Pour l’assurance décès vie entière, on parle de « bénéfices techniques et financiers ». Ce sont eux qui viennent gonfler chaque année la valeur du contrat. 

L’assuré est informé chaque année de la valeur de rachat de son contrat d’assurance décès, de même que de son niveau de rendement. L’assureur lui envoie annuellement un relevé de situation (comme pour l’assurance-vie). 

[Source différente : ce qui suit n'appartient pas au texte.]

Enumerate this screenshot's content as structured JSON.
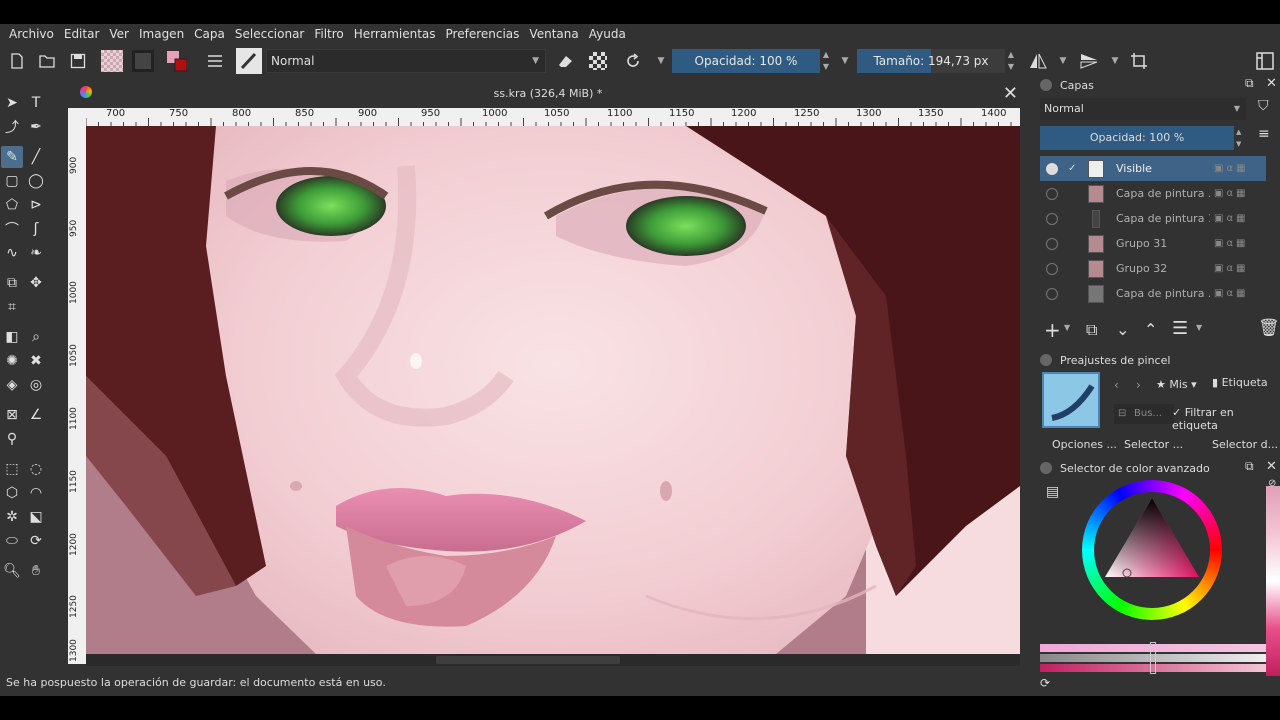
{
  "menu": [
    "Archivo",
    "Editar",
    "Ver",
    "Imagen",
    "Capa",
    "Seleccionar",
    "Filtro",
    "Herramientas",
    "Preferencias",
    "Ventana",
    "Ayuda"
  ],
  "toolbar": {
    "blend_mode": "Normal",
    "opacity_label": "Opacidad: 100 %",
    "size_label": "Tamaño: 194,73 px"
  },
  "document": {
    "title": "ss.kra (326,4 MiB) *",
    "ruler_h": [
      "700",
      "750",
      "800",
      "850",
      "900",
      "950",
      "1000",
      "1050",
      "1100",
      "1150",
      "1200",
      "1250",
      "1300",
      "1350",
      "1400"
    ],
    "ruler_v": [
      "900",
      "950",
      "1000",
      "1050",
      "1100",
      "1150",
      "1200",
      "1250",
      "1300"
    ]
  },
  "status": "Se ha pospuesto la operación de guardar: el documento está en uso.",
  "layers_panel": {
    "title": "Capas",
    "blend_mode": "Normal",
    "opacity_label": "Opacidad:  100 %",
    "layers": [
      {
        "name": "Visible",
        "selected": true
      },
      {
        "name": "Capa de pintura ...",
        "selected": false
      },
      {
        "name": "Capa de pintura 1",
        "selected": false
      },
      {
        "name": "Grupo 31",
        "selected": false
      },
      {
        "name": "Grupo 32",
        "selected": false
      },
      {
        "name": "Capa de pintura ...",
        "selected": false
      }
    ]
  },
  "brush_presets": {
    "title": "Preajustes de pincel",
    "tag_filter": "Mis",
    "tag_label": "Etiqueta",
    "search_placeholder": "Bus...",
    "filter_label": "Filtrar en etiqueta"
  },
  "dock_tabs": [
    "Opciones ...",
    "Selector ...",
    "Selector d..."
  ],
  "color_selector": {
    "title": "Selector de color avanzado",
    "current_color": "#c23a6a"
  },
  "colors": {
    "accent": "#2f5b82",
    "panel_bg": "#323232",
    "selected_layer": "#3e6386"
  }
}
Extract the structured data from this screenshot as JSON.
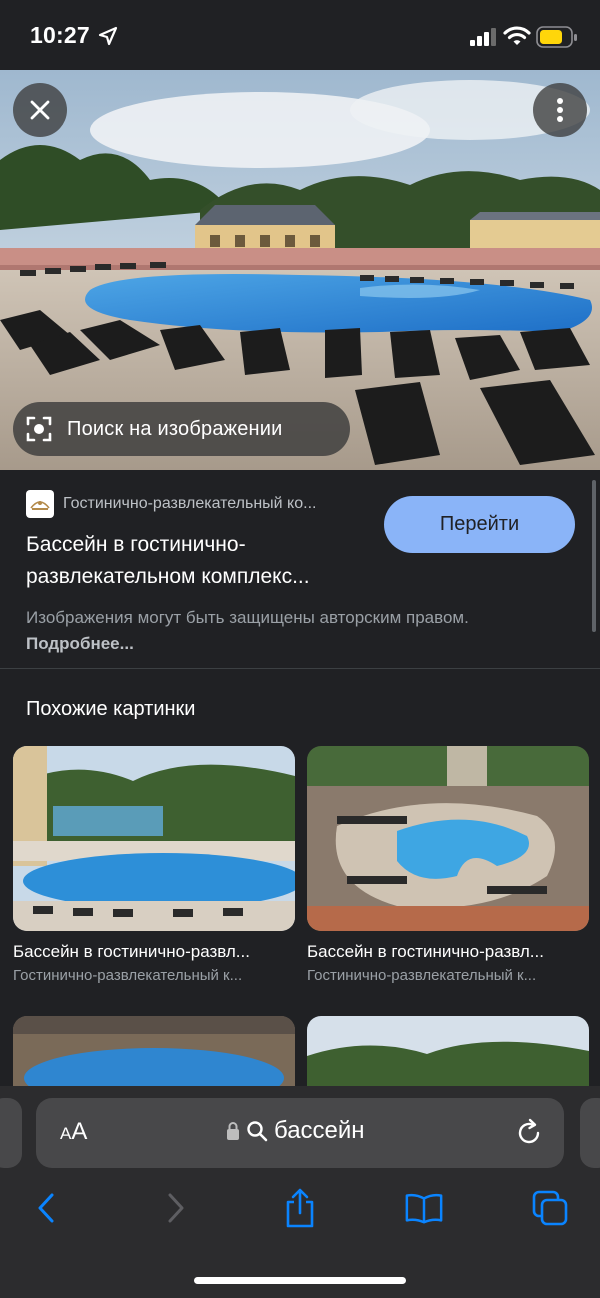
{
  "status": {
    "time": "10:27"
  },
  "hero": {
    "lens_label": "Поиск на изображении",
    "close_icon": "close-icon",
    "more_icon": "more-vert-icon"
  },
  "result": {
    "source_name": "Гостинично-развлекательный ко...",
    "title": "Бассейн в гостинично-развлекательном комплекс...",
    "go_label": "Перейти",
    "copyright_text": "Изображения могут быть защищены авторским правом.",
    "copyright_link": "Подробнее..."
  },
  "similar": {
    "heading": "Похожие картинки",
    "items": [
      {
        "title": "Бассейн в гостинично-развл...",
        "source": "Гостинично-развлекательный к..."
      },
      {
        "title": "Бассейн в гостинично-развл...",
        "source": "Гостинично-развлекательный к..."
      }
    ]
  },
  "browser": {
    "aa_small": "A",
    "aa_large": "A",
    "url_text": "бассейн",
    "colors": {
      "accent": "#8ab4f8",
      "link": "#0a84ff",
      "toolbar": "#2c2c2e"
    }
  }
}
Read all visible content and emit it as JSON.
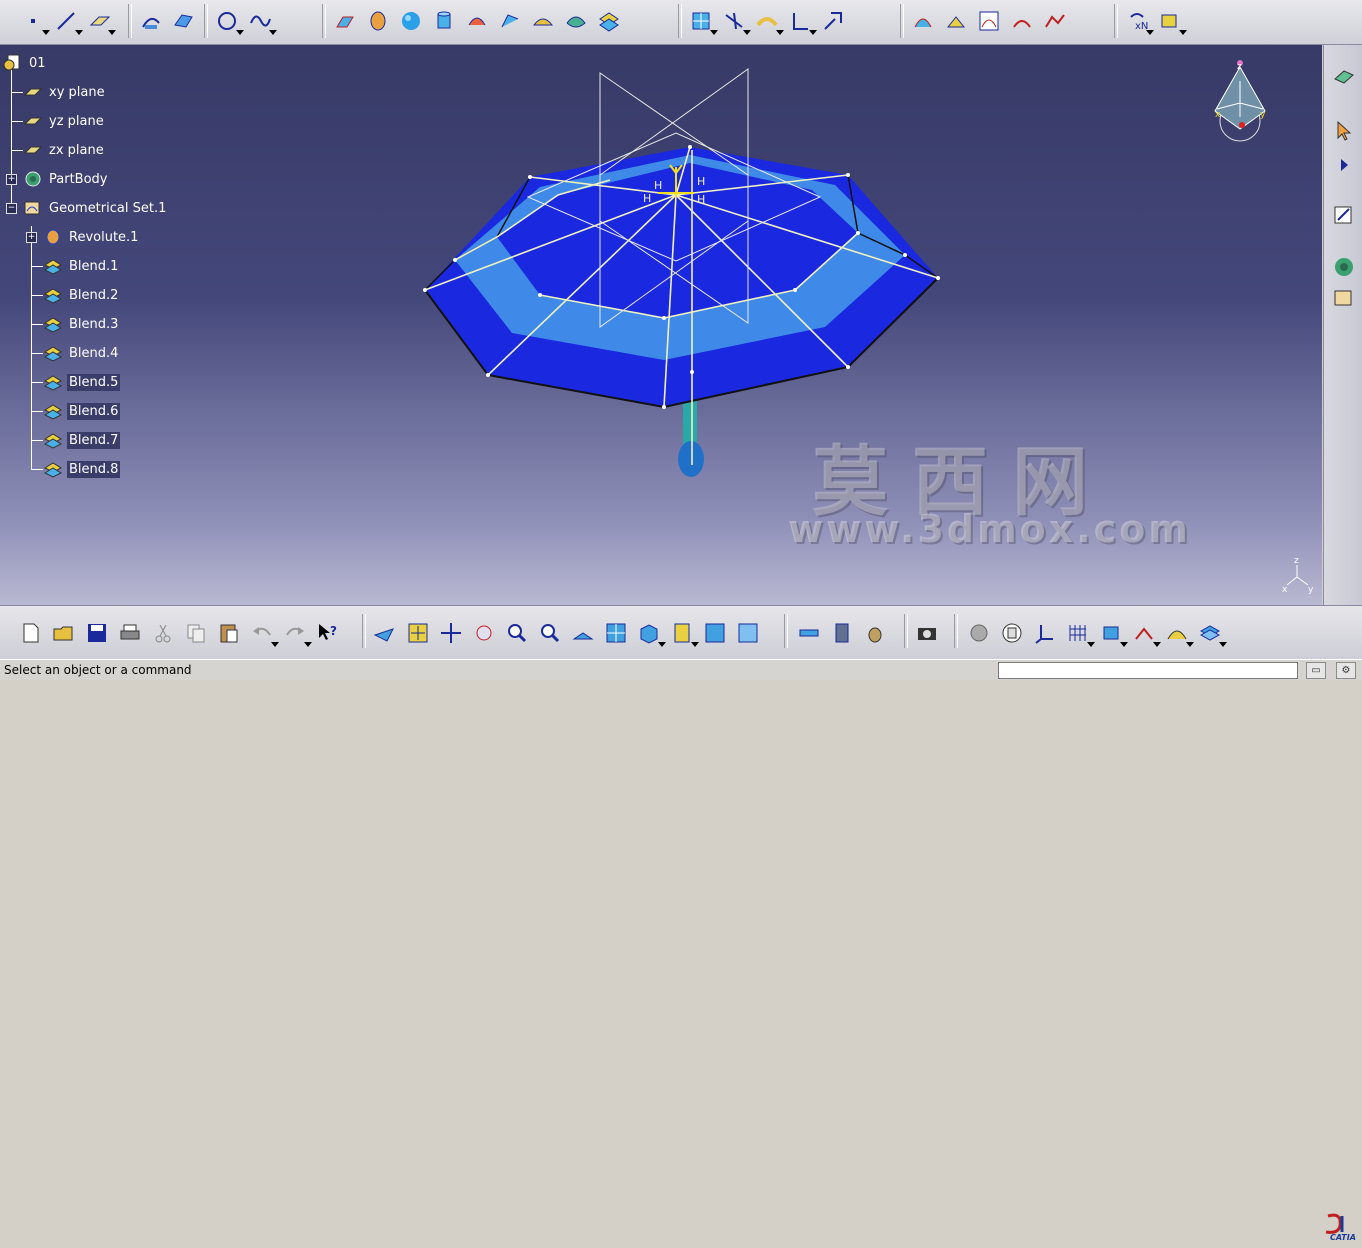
{
  "tree": {
    "root": "01",
    "items": [
      {
        "label": "xy plane",
        "icon": "plane-icon"
      },
      {
        "label": "yz plane",
        "icon": "plane-icon"
      },
      {
        "label": "zx plane",
        "icon": "plane-icon"
      },
      {
        "label": "PartBody",
        "icon": "partbody-icon"
      },
      {
        "label": "Geometrical Set.1",
        "icon": "geometrical-set-icon"
      },
      {
        "label": "Revolute.1",
        "icon": "revolute-icon"
      },
      {
        "label": "Blend.1",
        "icon": "blend-icon"
      },
      {
        "label": "Blend.2",
        "icon": "blend-icon"
      },
      {
        "label": "Blend.3",
        "icon": "blend-icon"
      },
      {
        "label": "Blend.4",
        "icon": "blend-icon"
      },
      {
        "label": "Blend.5",
        "icon": "blend-icon"
      },
      {
        "label": "Blend.6",
        "icon": "blend-icon"
      },
      {
        "label": "Blend.7",
        "icon": "blend-icon"
      },
      {
        "label": "Blend.8",
        "icon": "blend-icon"
      }
    ]
  },
  "watermark": {
    "cn": "莫西网",
    "url": "www.3dmox.com"
  },
  "status": {
    "message": "Select an object or a command"
  },
  "compass": {
    "z": "z",
    "x": "x",
    "y": "y"
  },
  "axis_triad": {
    "z": "z",
    "x": "x",
    "y": "y"
  },
  "brand": {
    "logo_text": "CATIA"
  },
  "colors": {
    "viewport_top": "#373a66",
    "viewport_bottom": "#b9b9d2",
    "umbrella_dark": "#1a28e0",
    "umbrella_light": "#3f8ae8",
    "handle": "#2aa8a8"
  }
}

Quels sont les frais pour un rachat d’assurance décès ?

Avant toute chose, il est important de savoir que de manière générale, l’assurance décès vie entière coûte plus cher que l’assurance décès temporaire. En effet, il n’y a pas d’aléa pour l’assureur : il sait qu’il devra forcément verser le capital à un moment, soit aux bénéficiaires au décès de l’assuré, soit avant si celui-ci fait un rachat. Cela se répercute donc sur le montant des cotisations. 

Pour ce qui est du rachat partiel ou total en lui-même, l’assuré doit s’attendre à supporter des frais / pénalités. Tout dépend ici du contrat : les frais varient assez largement d’une assurance décès à l’autre. Vérifiez les conditions de votre contrat. 

Les frais peuvent être fixes ou proportionnels au montant retiré. 

En sus des frais de rachat, il faut aussi penser à la fiscalité, qui est la même que celle applicable en cas de rachat en assurance-vie (impôt sur le revenu ou prélèvement forfaitaire, au choix de l’assuré). Celle-ci viendra donc minorer la somme perçue au final.